Così diventa difficile fotografare un fenomeno per disegnare politiche pubbliche basate sulle evidenze richiamate più volte dal ministro Schillaci. Tenendo buone le ultime percentuali resta un aumento dell’uso di HTPs ed e-cig che non può significare, come invece è stato affermato, “un’esplosione nel consumo degli HTPs”. Confrontando i dati con il calo dei fumatori verrebbe da pensare che sono molti di più coloro che hanno smesso rispetto a chi è passato alle alternative alla sigaretta. Resta, insomma, la scarsa chiarezza dei numeri forniti, che non disegnano in modo abbastanza definito il quadro della situazione.

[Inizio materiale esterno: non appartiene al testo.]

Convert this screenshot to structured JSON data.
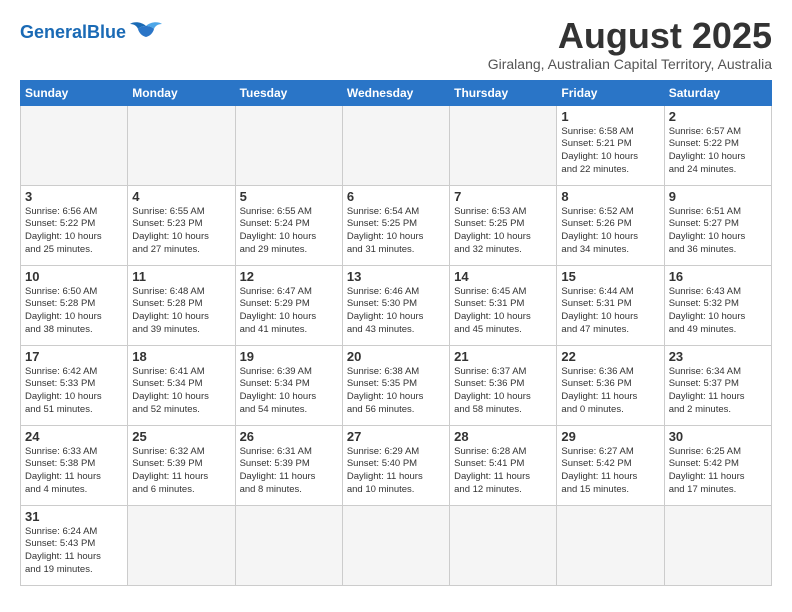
{
  "header": {
    "logo_general": "General",
    "logo_blue": "Blue",
    "month_title": "August 2025",
    "location": "Giralang, Australian Capital Territory, Australia"
  },
  "weekdays": [
    "Sunday",
    "Monday",
    "Tuesday",
    "Wednesday",
    "Thursday",
    "Friday",
    "Saturday"
  ],
  "weeks": [
    [
      {
        "day": "",
        "info": ""
      },
      {
        "day": "",
        "info": ""
      },
      {
        "day": "",
        "info": ""
      },
      {
        "day": "",
        "info": ""
      },
      {
        "day": "",
        "info": ""
      },
      {
        "day": "1",
        "info": "Sunrise: 6:58 AM\nSunset: 5:21 PM\nDaylight: 10 hours\nand 22 minutes."
      },
      {
        "day": "2",
        "info": "Sunrise: 6:57 AM\nSunset: 5:22 PM\nDaylight: 10 hours\nand 24 minutes."
      }
    ],
    [
      {
        "day": "3",
        "info": "Sunrise: 6:56 AM\nSunset: 5:22 PM\nDaylight: 10 hours\nand 25 minutes."
      },
      {
        "day": "4",
        "info": "Sunrise: 6:55 AM\nSunset: 5:23 PM\nDaylight: 10 hours\nand 27 minutes."
      },
      {
        "day": "5",
        "info": "Sunrise: 6:55 AM\nSunset: 5:24 PM\nDaylight: 10 hours\nand 29 minutes."
      },
      {
        "day": "6",
        "info": "Sunrise: 6:54 AM\nSunset: 5:25 PM\nDaylight: 10 hours\nand 31 minutes."
      },
      {
        "day": "7",
        "info": "Sunrise: 6:53 AM\nSunset: 5:25 PM\nDaylight: 10 hours\nand 32 minutes."
      },
      {
        "day": "8",
        "info": "Sunrise: 6:52 AM\nSunset: 5:26 PM\nDaylight: 10 hours\nand 34 minutes."
      },
      {
        "day": "9",
        "info": "Sunrise: 6:51 AM\nSunset: 5:27 PM\nDaylight: 10 hours\nand 36 minutes."
      }
    ],
    [
      {
        "day": "10",
        "info": "Sunrise: 6:50 AM\nSunset: 5:28 PM\nDaylight: 10 hours\nand 38 minutes."
      },
      {
        "day": "11",
        "info": "Sunrise: 6:48 AM\nSunset: 5:28 PM\nDaylight: 10 hours\nand 39 minutes."
      },
      {
        "day": "12",
        "info": "Sunrise: 6:47 AM\nSunset: 5:29 PM\nDaylight: 10 hours\nand 41 minutes."
      },
      {
        "day": "13",
        "info": "Sunrise: 6:46 AM\nSunset: 5:30 PM\nDaylight: 10 hours\nand 43 minutes."
      },
      {
        "day": "14",
        "info": "Sunrise: 6:45 AM\nSunset: 5:31 PM\nDaylight: 10 hours\nand 45 minutes."
      },
      {
        "day": "15",
        "info": "Sunrise: 6:44 AM\nSunset: 5:31 PM\nDaylight: 10 hours\nand 47 minutes."
      },
      {
        "day": "16",
        "info": "Sunrise: 6:43 AM\nSunset: 5:32 PM\nDaylight: 10 hours\nand 49 minutes."
      }
    ],
    [
      {
        "day": "17",
        "info": "Sunrise: 6:42 AM\nSunset: 5:33 PM\nDaylight: 10 hours\nand 51 minutes."
      },
      {
        "day": "18",
        "info": "Sunrise: 6:41 AM\nSunset: 5:34 PM\nDaylight: 10 hours\nand 52 minutes."
      },
      {
        "day": "19",
        "info": "Sunrise: 6:39 AM\nSunset: 5:34 PM\nDaylight: 10 hours\nand 54 minutes."
      },
      {
        "day": "20",
        "info": "Sunrise: 6:38 AM\nSunset: 5:35 PM\nDaylight: 10 hours\nand 56 minutes."
      },
      {
        "day": "21",
        "info": "Sunrise: 6:37 AM\nSunset: 5:36 PM\nDaylight: 10 hours\nand 58 minutes."
      },
      {
        "day": "22",
        "info": "Sunrise: 6:36 AM\nSunset: 5:36 PM\nDaylight: 11 hours\nand 0 minutes."
      },
      {
        "day": "23",
        "info": "Sunrise: 6:34 AM\nSunset: 5:37 PM\nDaylight: 11 hours\nand 2 minutes."
      }
    ],
    [
      {
        "day": "24",
        "info": "Sunrise: 6:33 AM\nSunset: 5:38 PM\nDaylight: 11 hours\nand 4 minutes."
      },
      {
        "day": "25",
        "info": "Sunrise: 6:32 AM\nSunset: 5:39 PM\nDaylight: 11 hours\nand 6 minutes."
      },
      {
        "day": "26",
        "info": "Sunrise: 6:31 AM\nSunset: 5:39 PM\nDaylight: 11 hours\nand 8 minutes."
      },
      {
        "day": "27",
        "info": "Sunrise: 6:29 AM\nSunset: 5:40 PM\nDaylight: 11 hours\nand 10 minutes."
      },
      {
        "day": "28",
        "info": "Sunrise: 6:28 AM\nSunset: 5:41 PM\nDaylight: 11 hours\nand 12 minutes."
      },
      {
        "day": "29",
        "info": "Sunrise: 6:27 AM\nSunset: 5:42 PM\nDaylight: 11 hours\nand 15 minutes."
      },
      {
        "day": "30",
        "info": "Sunrise: 6:25 AM\nSunset: 5:42 PM\nDaylight: 11 hours\nand 17 minutes."
      }
    ],
    [
      {
        "day": "31",
        "info": "Sunrise: 6:24 AM\nSunset: 5:43 PM\nDaylight: 11 hours\nand 19 minutes."
      },
      {
        "day": "",
        "info": ""
      },
      {
        "day": "",
        "info": ""
      },
      {
        "day": "",
        "info": ""
      },
      {
        "day": "",
        "info": ""
      },
      {
        "day": "",
        "info": ""
      },
      {
        "day": "",
        "info": ""
      }
    ]
  ]
}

Una pecca riscontrabile anche relativamente agli utilizzatori duali, che dichiarano di usare sia le sigarette sia i prodotti smoke free. Sarebbero l’85,9% di chi usa HTPs (in calo) e l’85,6% (in aumento) per chi preferisce le e-cig. Il sistema di Sorveglianza ISS-PASSI, però, parla di un 63% di utilizzatori duali per gli HTPs e del 61% per le e-cig. Una differenza abissale che non è stata spiegata.
Il traguardo dell’Organizzazione mondiale della sanità di ridurre il tabagismo del 30% nel 2025 rispetto al 2010 resta lontano. Per l’Italia vorrebbe dire ridurre la prevalenza al 16%. Un traguardo raggiungibile, invece, per nazioni che hanno adottato il principio di riduzione del rischio e del danno da fumo. Il Regno Unito ci è vicino, Svezia e Norvegia lo hanno ampiamente raggiunto.
La serie delle contraddizioni non è ancora finita: mentre da una parte si annuncia che la vareniclina, il principale farmaco usato per smettere di fumare sigarette, è stato ritirato dal mercato, dall’altra le Linee guida per la cessazione lo tengono in considerazione. E ancora: secondo le Linee guida le e-cig non sono uno strumento per smettere nel setting clinico, ma diventano efficaci in base ai risultati dell’ultima revisione sistematica Cochrane, anche questa neppure citata nonostante sia stata pubblicata sulla rivista Nature.
L’ultima considerazione riguarda i finanziamenti pubblici: irrisori, tanto che l’Italia ha un punteggio di 0.0 nella scala delle misure contro il tabacco per il budget allocato. Un nuovo approccio alla prevenzione non può che partire da qui, altro che tasse come si continua a ripetere tirando in ballo il ministero dell’Economia.